Aber ganz so einfach geht das vermeintliche Kinderspiel dann doch nicht. Sieht man mutig davon ab, dass dem Fiskus durchaus noch etwas einfallen könnte, um die Goldgewinne später mit den Anlegern zu teilen, bietet die Edelmetallszene auch so schon ein verwirrendes steuerliches Bild: Längst haben sich Zertifikate und Terminkontrakte, Fonds (von gängigen Klassikern bis zu ETF- und ETC-Konstrukten, Gold- und Silberkonten, Anleihen und sonstige Surrogate vom Gold, vom Silber und von den übrigen Edelmetallen emanzipiert; was ihren in Euro oder Dollar gemessenen theoretischen Wert angeht, haben sie alle Edelmetallbestände der Welt längst übertroffen. Das hat unter anderem dazu geführt, dass der Fiskus in Aktion getreten ist und mit zum Teil zweifelhaften Steuerregeln zusätzlich für Verwirrung sorgt, zuletzt vor allem mit der Abgeltungsteuer von 25 Prozent plus Soli plus evtl. Kirchensteuer.

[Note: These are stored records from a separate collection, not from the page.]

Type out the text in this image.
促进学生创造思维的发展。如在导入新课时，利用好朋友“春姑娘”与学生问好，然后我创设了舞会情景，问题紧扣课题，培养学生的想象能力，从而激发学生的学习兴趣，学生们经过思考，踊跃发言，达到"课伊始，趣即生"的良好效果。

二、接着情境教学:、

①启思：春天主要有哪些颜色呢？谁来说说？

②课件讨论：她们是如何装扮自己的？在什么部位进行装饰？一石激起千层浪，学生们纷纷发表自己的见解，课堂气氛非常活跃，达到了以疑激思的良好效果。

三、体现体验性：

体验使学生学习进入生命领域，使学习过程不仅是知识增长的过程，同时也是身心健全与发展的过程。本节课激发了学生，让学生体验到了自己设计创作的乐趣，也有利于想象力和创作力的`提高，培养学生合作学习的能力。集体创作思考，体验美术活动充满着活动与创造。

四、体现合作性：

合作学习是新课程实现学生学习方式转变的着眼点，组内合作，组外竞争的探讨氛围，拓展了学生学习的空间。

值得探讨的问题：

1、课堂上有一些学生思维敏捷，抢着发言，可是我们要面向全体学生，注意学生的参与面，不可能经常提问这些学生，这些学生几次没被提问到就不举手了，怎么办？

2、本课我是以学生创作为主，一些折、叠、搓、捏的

Der Reihe nach: Zwei in den 90er Jahren hartnäckig gegen die Brüsseler Bürokratie kämpfenden Männern, Fritz Plass (damals bei der Deutschen Bank) und Werner Knies (ex Degussa) haben wir zu verdanken, dass es schließlich 1998 zur Richtlnie 98/80/EG kam, der zufolge Anlagegold (Barren, Anlagemünzen, Plättchen) seit Anfang 2000 in allen EU-Ländern von der Mehrwertsteuer befreit ist, später ergänzt um die Richtlinie 2006/112/EG (nachzulesen in den EU-Amtsblättern). Die Umsetzung in deutsches Recht steht in § 25 c Umsatzsteuergesetz.

Mehrwertsteuer nach Liste

Dann wird es kompliziert: Da die Mehrwertsteuerfreiheit von Münzen an bestimmte Bedingungen geknüpft ist, veröffentlicht die EU jeweils aktualisierte Listen mit Hunderten von mehrwertsteuerfreien Münzen von A (wie 20 Afghani) bis Z (wie 100 Zaires), nachzulesen in den BMF-Schreiben unter www.bundesfinanzministerium.de. Dort sind auch die in Deutschland beliebten Bestseller aufgeführt, wie Krügerrand, Maple Leaf, Wiener Philharmoniker, Känguru und American Eagle, zum Teil nur unter Nennung von Nominalwerten. Obendrein findet sich unter www.bundesfinanzministerium.de jedes Jahr etwa drei Wochen vor Weihnachten ein Schreiben, das die jeweils geltenden Kriterien für die ermäßigte Mehrwertsteuer von zurzeit sieben Prozent auf Gold- und Silbermünzen nennt.